Frankreichs Präsident Emmanuel Macron bestätigte bei einem Besuch in Korsika, dass er gemeinsam mit Merkel eine europäische Initiative zur Aufnahme der Menschen plane. "Wir werden versuchen, eine möglichst große Zahl europäischer Länder zu bewegen, Flüchtlinge aufzunehmen, vor allem Minderjährige", sagte er.

Kurswechsel in Den Haag

Die Niederlande boten derweil an, etwa hundert Migranten aufzunehmen. Bisher hatte die Regierung von Premier Mark Rutte die Aufnahme von Flüchtlingen aus Griechenland strikt abgelehnt. Nun hätten jedoch seine drei Koalitionspartner auf eine Änderung des Standpunktes gedrängt.
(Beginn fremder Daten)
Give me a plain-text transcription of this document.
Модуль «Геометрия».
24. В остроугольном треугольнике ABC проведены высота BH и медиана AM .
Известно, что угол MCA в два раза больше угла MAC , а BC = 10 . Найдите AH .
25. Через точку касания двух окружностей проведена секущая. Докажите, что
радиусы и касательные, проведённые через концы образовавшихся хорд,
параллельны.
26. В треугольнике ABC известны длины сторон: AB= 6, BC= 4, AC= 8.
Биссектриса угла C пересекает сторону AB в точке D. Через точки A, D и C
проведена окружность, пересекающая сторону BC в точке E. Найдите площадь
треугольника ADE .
Das Feuer habe die Lage dramatisch geändert, begründete die zuständige Staatssekretärin Ankie Broekers-Knol den Kurswechsel. Das Lager Moria war in der Nacht zum Mittwoch bei mehreren zeitgleichen Bränden fast vollständig zerstört worden. Statt der vorgesehenen 3000 Migranten waren dort mehr als 12.000 Menschen untergebracht. Tausende Menschen verbrachten die Nächte auf den Straßen rund um das zerstörte Lager Moria.
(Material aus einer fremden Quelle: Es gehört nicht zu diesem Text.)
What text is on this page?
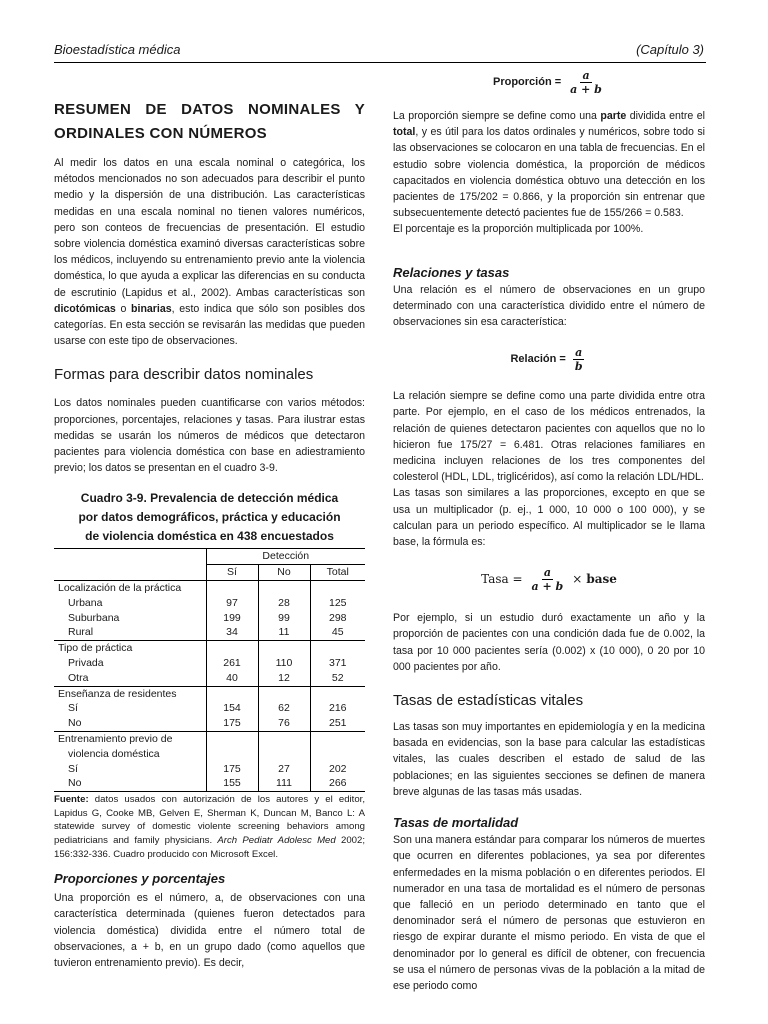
Bioestadística médica	(Capítulo 3)
RESUMEN DE DATOS NOMINALES Y
ORDINALES CON NÚMEROS

Al medir los datos en una escala nominal o categórica, los métodos mencionados no son adecuados para describir el punto medio y la dispersión de una distribución. Las características medidas en una escala nominal no tienen valores numéricos, pero son conteos de frecuencias de presentación. El estudio sobre violencia doméstica examinó diversas características sobre los médicos, incluyendo su entrenamiento previo ante la violencia doméstica, lo que ayuda a explicar las diferencias en su conducta de escrutinio (Lapidus et al., 2002). Ambas características son dicotómicas o binarias, esto indica que sólo son posibles dos categorías. En esta sección se revisarán las medidas que pueden usarse con este tipo de observaciones.

Formas para describir datos nominales

Los datos nominales pueden cuantificarse con varios métodos: proporciones, porcentajes, relaciones y tasas. Para ilustrar estas medidas se usarán los números de médicos que detectaron pacientes para violencia doméstica con base en adiestramiento previo; los datos se presentan en el cuadro 3-9.

Cuadro 3-9. Prevalencia de detección médica
por datos demográficos, práctica y educación
de violencia doméstica en 438 encuestados
	Detección		
	Sí	No	Total
Localización de la práctica			
Urbana	97	28	125
Suburbana	199	99	298
Rural	34	11	45
Tipo de práctica			
Privada	261	110	371
Otra	40	12	52
Enseñanza de residentes			
Sí	154	62	216
No	175	76	251
Entrenamiento previo de			
violencia doméstica			
Sí	175	27	202
No	155	111	266
Fuente: datos usados con autorización de los autores y el editor, Lapidus G, Cooke MB, Gelven E, Sherman K, Duncan M, Banco L: A statewide survey of domestic violente screening behaviors among pediatricians and family physicians. Arch Pediatr Adolesc Med 2002; 156:332-336. Cuadro producido con Microsoft Excel.
Proporciones y porcentajes

Una proporción es el número, a, de observaciones con una característica determinada (quienes fueron detectados para violencia doméstica) dividida entre el número total de observaciones, a + b, en un grupo dado (como aquellos que tuvieron entrenamiento previo). Es decir,

Proporción = $\frac{a}{a + b}$

La proporción siempre se define como una parte dividida entre el total, y es útil para los datos ordinales y numéricos, sobre todo si las observaciones se colocaron en una tabla de frecuencias. En el estudio sobre violencia doméstica, la proporción de médicos capacitados en violencia doméstica obtuvo una detección en los pacientes de 175/202 = 0.866, y la proporción sin entrenar que subsecuentemente detectó pacientes fue de 155/266 = 0.583.

El porcentaje es la proporción multiplicada por 100%.

Relaciones y tasas

Una relación es el número de observaciones en un grupo determinado con una característica dividido entre el número de observaciones sin esa característica:

Relación = $\frac{a}{b}$

La relación siempre se define como una parte dividida entre otra parte. Por ejemplo, en el caso de los médicos entrenados, la relación de quienes detectaron pacientes con aquellos que no lo hicieron fue 175/27 = 6.481. Otras relaciones familiares en medicina incluyen relaciones de los tres componentes del colesterol (HDL, LDL, triglicéridos), así como la relación LDL/HDL.

Las tasas son similares a las proporciones, excepto en que se usa un multiplicador (p. ej., 1 000, 10 000 o 100 000), y se calculan para un periodo específico. Al multiplicador se le llama base, la fórmula es:

Tasa = $\frac{a}{a + b}$ × base

Por ejemplo, si un estudio duró exactamente un año y la proporción de pacientes con una condición dada fue de 0.002, la tasa por 10 000 pacientes sería (0.002) x (10 000), 0 20 por 10 000 pacientes por año.

Tasas de estadísticas vitales

Las tasas son muy importantes en epidemiología y en la medicina basada en evidencias, son la base para calcular las estadísticas vitales, las cuales describen el estado de salud de las poblaciones; en las siguientes secciones se definen de manera breve algunas de las tasas más usadas.

Tasas de mortalidad

Son una manera estándar para comparar los números de muertes que ocurren en diferentes poblaciones, ya sea por diferentes enfermedades en la misma población o en diferentes periodos. El numerador en una tasa de mortalidad es el número de personas que falleció en un periodo determinado en tanto que el denominador será el número de personas que estuvieron en riesgo de expirar durante el mismo periodo. En vista de que el denominador por lo general es difícil de obtener, con frecuencia se usa el número de personas vivas de la población a la mitad de ese periodo como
Der stellvertretende Migrationsminister Giorgos Koumoutsakos schloss zunächst aus, dass auch erwachsene Migranten die Insel verlassen dürfen. Im Nachrichtensender Skai sagte er: "Wer denkt, er könne zum Festland und dann nach Deutschland reisen, der soll es vergessen." Erstmals sprach die griechische Regierung von Brandstiftung als Auslöser der zerstörerischen Flammen. "Das Feuer wurde von Menschen gelegt, die Asyl beantragt haben - als Reaktion auf die wegen des Coronavirus verhängte Quarantäne (in Moria), sagte Regierungssprecher Stelios Petsas. Es handele sich um Menschen, die "ihr Gastland nicht respektieren". Mit solchen Aktionen jedoch torpedierten diese Menschen jede Lösung. "Wir sagen es ihnen klipp und klar: Sie werden nicht wegen des Feuers die Insel verlassen." Gelungen sei den Brandstiftern lediglich, Tausende Menschen obdachlos zu machen.